CPSC spokeswoman Kathleen Reilly said this year’s message is the same, but the reach continues to grow. “We don’t have a new look, but more information and more ways to get to people,” she noted.  New mesaging tools include the introduction of two new cartoon characters, Splish and Splash, set to appear in three Web videos geared toward children; and a new “share your story” feature on the Website.

Tying into National Water Safety Month, the second week of the month is Pool Safely Week. “We’re partnering with the CPSC campaign to get out more of their materials and messaging,” Bloch said. Other partners are providing information for consumers and professionals.

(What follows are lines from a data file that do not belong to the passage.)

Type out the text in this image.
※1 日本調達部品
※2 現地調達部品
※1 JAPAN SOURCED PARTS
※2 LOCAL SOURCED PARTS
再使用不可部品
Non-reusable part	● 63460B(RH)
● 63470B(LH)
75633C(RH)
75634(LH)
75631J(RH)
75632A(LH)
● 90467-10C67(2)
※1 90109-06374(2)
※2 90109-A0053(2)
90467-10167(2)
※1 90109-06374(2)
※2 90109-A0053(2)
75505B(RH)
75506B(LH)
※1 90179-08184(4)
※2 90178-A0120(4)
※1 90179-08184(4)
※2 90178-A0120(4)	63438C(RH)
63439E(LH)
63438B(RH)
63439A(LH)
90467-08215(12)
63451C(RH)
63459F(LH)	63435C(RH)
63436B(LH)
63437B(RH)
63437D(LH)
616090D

“The NDPA got a contract from the CPSC to focus primarily on educating consumers on the Pool Safely campaign,” said Maureen Williams, communications manager, North America, at D&D Technologies (Huntington Beach, Calif.), and founding president of NDPA. “Part of our program is a Pool & Spa Safety Technician Training Program. Other key deliverables are a video and two PSAs.” 

The Pool & Spa Safety Technician Training Program is designed to train aquatics professionals, public health employees and eventually any community member to conduct voluntary safety checks for residential pool owners. In addition, NDPA also is exhibiting at various shows and community events, and has developed a curriculum for nursery schools.

World’s Largest Swimming Lesson


The second annual World’s Largest Swimming Lesson is set for June 14, 2011. Worldwide, participants will unite in an attempt to set a new record. Last year’s inaugural event established the Guinness World Record for the largest simultaneous swimming lesson. It included 4,000 participants across 34 states and five countries.

But the larger goal is to promote the message that “swimming lessons save lives.“ The official headquarters will again be Disney’s Typhoon Lagoon waterpark in Florida. Organizers expect more participants in 2011, and facilities interested in serving as a host location have until May 20 to register for free at wlsl.org.

Olympic gold medalists Rowdy Gaines and Janet Evans are returning as the official spokespeople for the 2011 event.

Gaines will be master of ceremonies at Typhoon Lagoon.“Being part of The World’s Largest Swimming Lesson is a great honor for me,“ Gaines said. “I think of drowning as an epidemic in our country that doesn’t need to be. This is a great way to promote swimming lessons in general, and my hope this year is to be able to spread the message even more.”